The payout is the highest by state government since 2003, according to the state Office of Financial Management. And it comes almost three years to the day after the accident on Oct. 28, 2007.
He and a friend were riding across the bridge toward the Washington Park Arboretum when Gendler’s tire suddenly lodged in an inch-wide gap between sections of metal grating.
The force threw him over the handlebars, crushing his upper vertebrae. Gendler had suffered an “incomplete” spinal-cord injury, which meant he would have some motor function.
Gendler, a lifelong cyclist, sued. As the case made its way through the court system, the state filled the gap on the bridge with epoxy. A 1999 seismic retrofit of the bridge had created the gap, said John Milton, risk-management director for the state DOT.
Last week, a judgment for the $8 million was filed in Thurston County Superior Court. In the settlement, neither the state nor Gendler admitted liability.
The $8 million figure was based on estimates of Gendler’s health-care costs, and his reduced earning power as an attorney, according to the state and Gendler’s attorney, Keith Kessler.
“This was a catastrophic event to a very strong individual. This was the right thing to do, for both Mr. Gendler and the taxpayer,” Milton said.
Since the accident, the home that Gendler and his wife, Nan, have shared for 25 years has been retrofitted to accommodate Gendler and his battery-powered wheelchair.
A first-floor bathroom was remodeled to fit a wheelchair-accessible shower. His hospital bed takes up much of the living room.
He spends most days at home, he said, because it’s simply too difficult to be out for long. He has a caregiver who comes over from 7:30 a.m. to 4:30 p.m., and another one who stays until 10:30 p.m.

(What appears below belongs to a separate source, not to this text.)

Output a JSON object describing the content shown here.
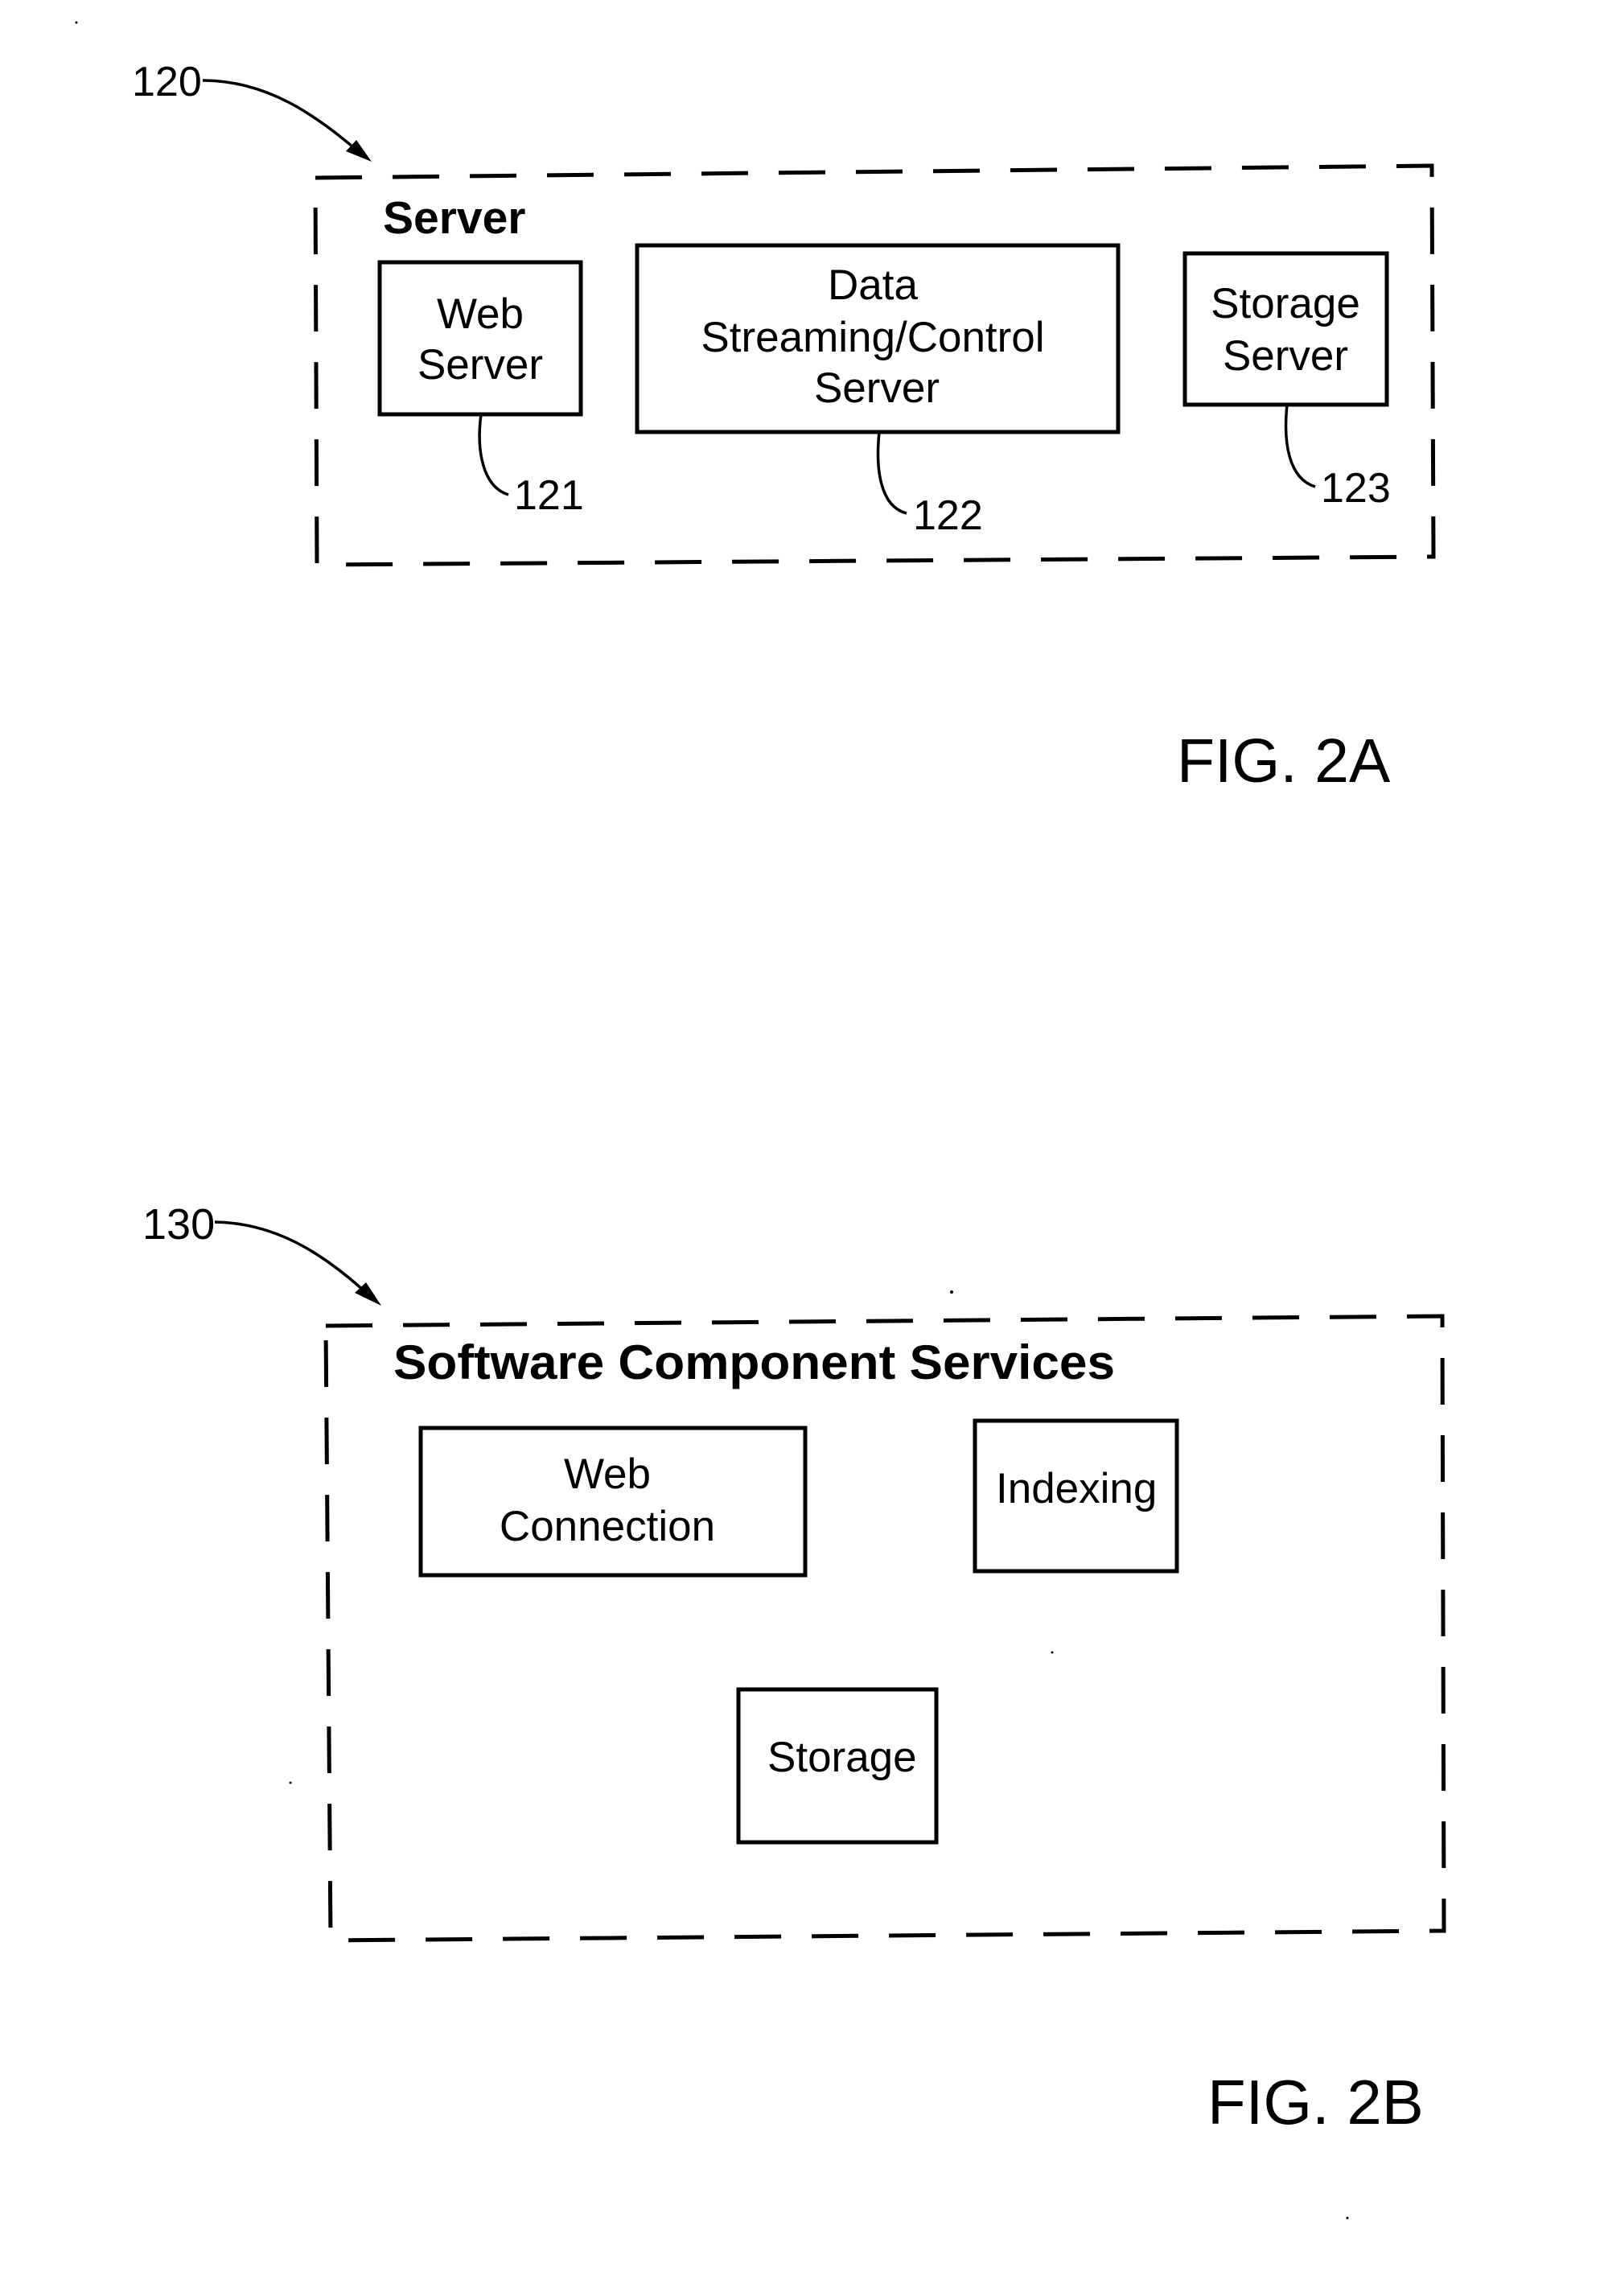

They help him change his catheters, make sure he’s fed and hydrated — he has enough muscle control to suck water from a tube — and keep their arms close around him as he lifts his 6-foot-4-inch, 213-pound frame out of his wheelchair and onto a walker.

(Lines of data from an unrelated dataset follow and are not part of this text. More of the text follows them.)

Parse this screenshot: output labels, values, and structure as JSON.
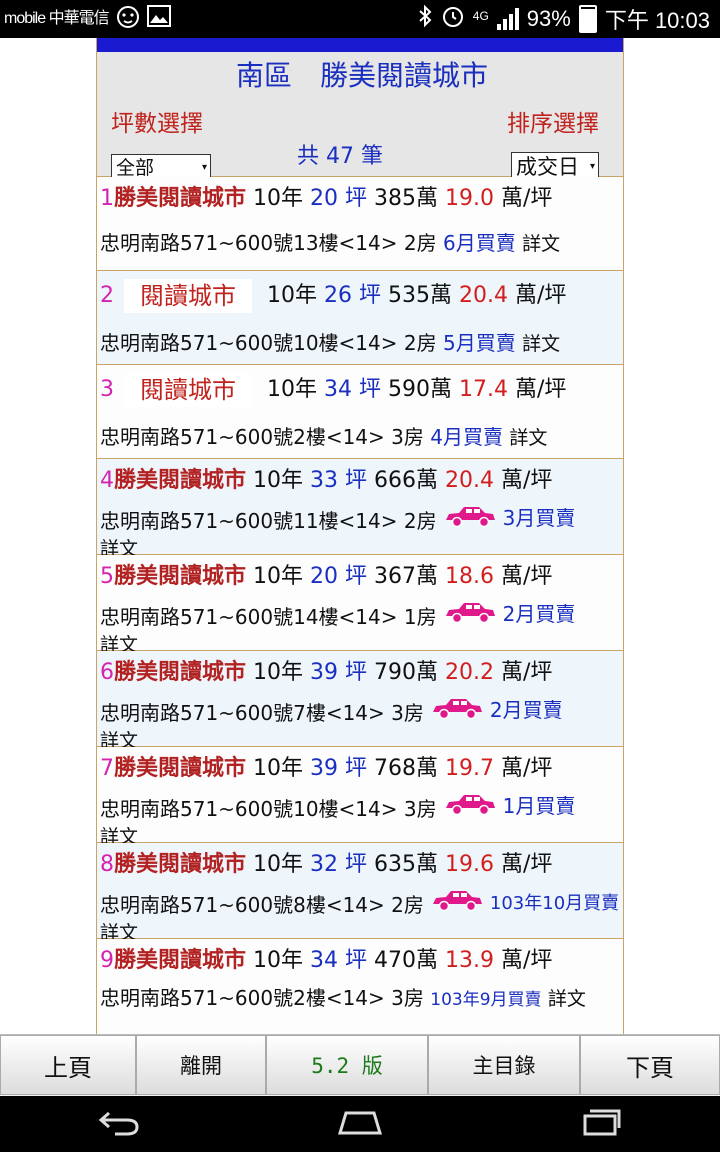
{
  "status_bar": {
    "carrier": "mobile 中華電信",
    "network": "4G",
    "battery": "93%",
    "battery_level": 0.93,
    "time": "下午 10:03"
  },
  "header": {
    "title": "南區　勝美閱讀城市",
    "count": "共 47 筆",
    "size_label": "坪數選擇",
    "size_value": "全部",
    "sort_label": "排序選擇",
    "sort_value": "成交日"
  },
  "listings": [
    {
      "no": "1",
      "name": "勝美閱讀城市",
      "age": "10年",
      "ping": "20",
      "ping_unit": "坪",
      "price": "385萬",
      "unit_price": "19.0",
      "unit_label": "萬/坪",
      "address": "忠明南路571~600號13樓<14> 2房",
      "car": false,
      "date": "6月買賣",
      "detail": "詳文",
      "name_as_image": false
    },
    {
      "no": "2",
      "name": "閱讀城市",
      "age": "10年",
      "ping": "26",
      "ping_unit": "坪",
      "price": "535萬",
      "unit_price": "20.4",
      "unit_label": "萬/坪",
      "address": "忠明南路571~600號10樓<14> 2房",
      "car": false,
      "date": "5月買賣",
      "detail": "詳文",
      "name_as_image": true
    },
    {
      "no": "3",
      "name": "閱讀城市",
      "age": "10年",
      "ping": "34",
      "ping_unit": "坪",
      "price": "590萬",
      "unit_price": "17.4",
      "unit_label": "萬/坪",
      "address": "忠明南路571~600號2樓<14> 3房",
      "car": false,
      "date": "4月買賣",
      "detail": "詳文",
      "name_as_image": true
    },
    {
      "no": "4",
      "name": "勝美閱讀城市",
      "age": "10年",
      "ping": "33",
      "ping_unit": "坪",
      "price": "666萬",
      "unit_price": "20.4",
      "unit_label": "萬/坪",
      "address": "忠明南路571~600號11樓<14> 2房",
      "car": true,
      "date": "3月買賣",
      "detail": "詳文",
      "name_as_image": false
    },
    {
      "no": "5",
      "name": "勝美閱讀城市",
      "age": "10年",
      "ping": "20",
      "ping_unit": "坪",
      "price": "367萬",
      "unit_price": "18.6",
      "unit_label": "萬/坪",
      "address": "忠明南路571~600號14樓<14> 1房",
      "car": true,
      "date": "2月買賣",
      "detail": "詳文",
      "name_as_image": false
    },
    {
      "no": "6",
      "name": "勝美閱讀城市",
      "age": "10年",
      "ping": "39",
      "ping_unit": "坪",
      "price": "790萬",
      "unit_price": "20.2",
      "unit_label": "萬/坪",
      "address": "忠明南路571~600號7樓<14> 3房",
      "car": true,
      "date": "2月買賣",
      "detail": "詳文",
      "name_as_image": false
    },
    {
      "no": "7",
      "name": "勝美閱讀城市",
      "age": "10年",
      "ping": "39",
      "ping_unit": "坪",
      "price": "768萬",
      "unit_price": "19.7",
      "unit_label": "萬/坪",
      "address": "忠明南路571~600號10樓<14> 3房",
      "car": true,
      "date": "1月買賣",
      "detail": "詳文",
      "name_as_image": false
    },
    {
      "no": "8",
      "name": "勝美閱讀城市",
      "age": "10年",
      "ping": "32",
      "ping_unit": "坪",
      "price": "635萬",
      "unit_price": "19.6",
      "unit_label": "萬/坪",
      "address": "忠明南路571~600號8樓<14> 2房",
      "car": true,
      "date": "103年10月買賣",
      "detail": "詳文",
      "name_as_image": false
    },
    {
      "no": "9",
      "name": "勝美閱讀城市",
      "age": "10年",
      "ping": "34",
      "ping_unit": "坪",
      "price": "470萬",
      "unit_price": "13.9",
      "unit_label": "萬/坪",
      "address": "忠明南路571~600號2樓<14> 3房",
      "car": false,
      "date": "103年9月買賣",
      "detail": "詳文",
      "name_as_image": false
    }
  ],
  "buttons": {
    "prev": "上頁",
    "leave": "離開",
    "version": "5.2 版",
    "menu": "主目錄",
    "next": "下頁"
  },
  "colors": {
    "title_blue": "#1a2fbf",
    "label_red": "#c0231e",
    "number_magenta": "#d323b0",
    "car_pink": "#e0198a",
    "version_green": "#1c7a1c"
  },
  "icons": {
    "car": "car-icon",
    "back": "back-icon",
    "home": "home-icon",
    "recents": "recents-icon"
  }
}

He’s worked nonstop with therapists, and can now take a few steps on his own. Doctors don’t talk about his future in absolutes. So why should he?
Monday, Gendler gave up on the automatic door and asked for help to push it open manually.
He passed a mud room where his premium bikes were once stored.
A Serotta titanium and an Erikson, he said with a smile. Think Maserati and a BMW SUV, he said. In that order.
Since the crash, he’s ridden about five or six times on a tandem bike, which someone else can steer. He even went 15 miles on Sammamish Park Trail a year ago.
For a man who once crossed European mountainsides, it wasn’t exactly thrilling, he said.
But it was a start. He may try it again. He keeps a bike helmet on a ceiling hook nearby. Just in case.